|
Metro
Residivis Jadi Pengedar Sabu-Sabu
27 Agustus 2003
TEMPO Interaktif, Jakarta:Baru setahun bebas, Rachmat Abdullah (26), residivis kasus pengedaran sabu-sabu kembali meringkuk di tahanan Polres Jakarta Utara Rabu (27/8) karena kasus yang sama.
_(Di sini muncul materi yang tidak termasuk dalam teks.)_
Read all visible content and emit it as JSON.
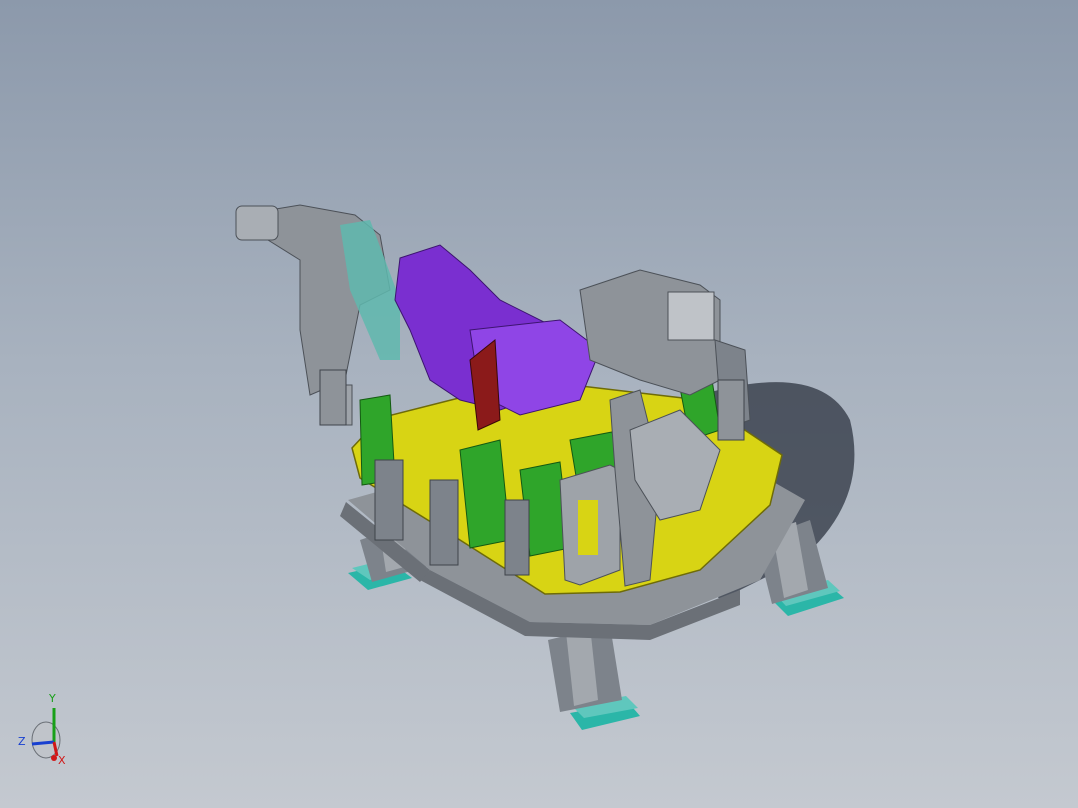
{
  "viewport": {
    "background_top": "#8c99ab",
    "background_bottom": "#c4c9d0"
  },
  "model": {
    "colors": {
      "base_plate": "#d8d414",
      "frame_gray": "#8e9399",
      "frame_dark": "#5e636a",
      "purple": "#7a2fd0",
      "green": "#2fa52a",
      "red": "#8b1a1a",
      "teal": "#2bb6a8",
      "cyan_panel": "#5fb8ae",
      "shadow": "#2e3440"
    }
  },
  "triad": {
    "x_label": "X",
    "y_label": "Y",
    "z_label": "Z",
    "x_color": "#d01818",
    "y_color": "#18a018",
    "z_color": "#1840d0"
  }
}
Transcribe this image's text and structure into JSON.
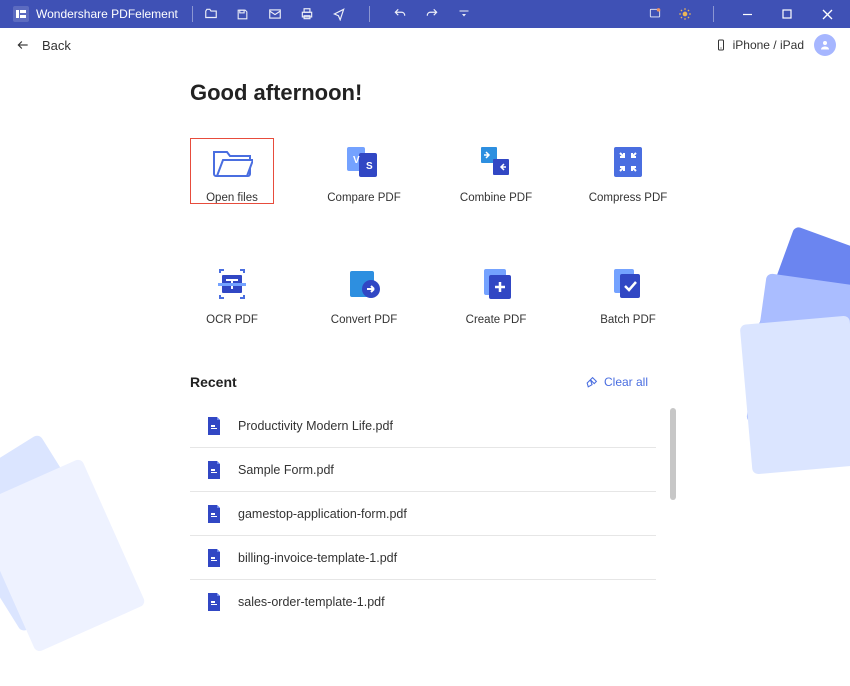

Aparat Reserse Polres Jakarta Utara menangkap Rachmat di rumahnya Jalan Melati 9/2 Tugu Utara, Koja, Jakarta Utara, Rabu (27/8) pukul 09.00 WIB pagi tadi. Dia ditangkap beserta barang bukti tiga gram sabu-sabu dan dua bilah golok.
Saat ditemui, Rachmat mengakui perbuatannya. Ia mengaku pernah ditahan karena kasus sabu-sabu pada tahun 2000. Ia keluar sekitar bulan Juni 2002 lalu. "Barang bukti saat itu 6,5 gram sabu-sabu," ujarnya.
Sebelum kembali berdagang sabu-sabu setelah keluar tahanan, Rachmat mengaku dirinya sempat berdagang telepon seluler. Namun, keuntungan dari barang tersebut tidak mencukupi untuk memenuhi kebutuhan istri dan dua anaknya. "Akhirnya saya dagang sabu-sabu lagi," ujarnya.
Saat memulai lagi bisnis tersebut, kata Rachmat, dirinya sering diajak bertransaksi sabu-sabu oleh kawannya, Ramli, yang hingga kini masih buron, di area STM Walang Jaya, Koja, Jakarta Utara.
Dari Ramli, tersangka membeli satu gram sabu-sabu seharga Rp 350 ribu. Dari jumlah itu bisa diracik menjadi lima paket yang harga satuannya Rp 100 ribu. "Untungnya dari satu gram itu, sebesar Rp 150 ribu," kata Rachmat. Selain itu, tersangka juga mengaku bahwa barang haram yang diperjual belikan olehnya hanya jenis sabu-sabu. "Ganja dan putaw saya nggak mengedarkan," tambahnya. Ia mengaku menyesali perbuatannya.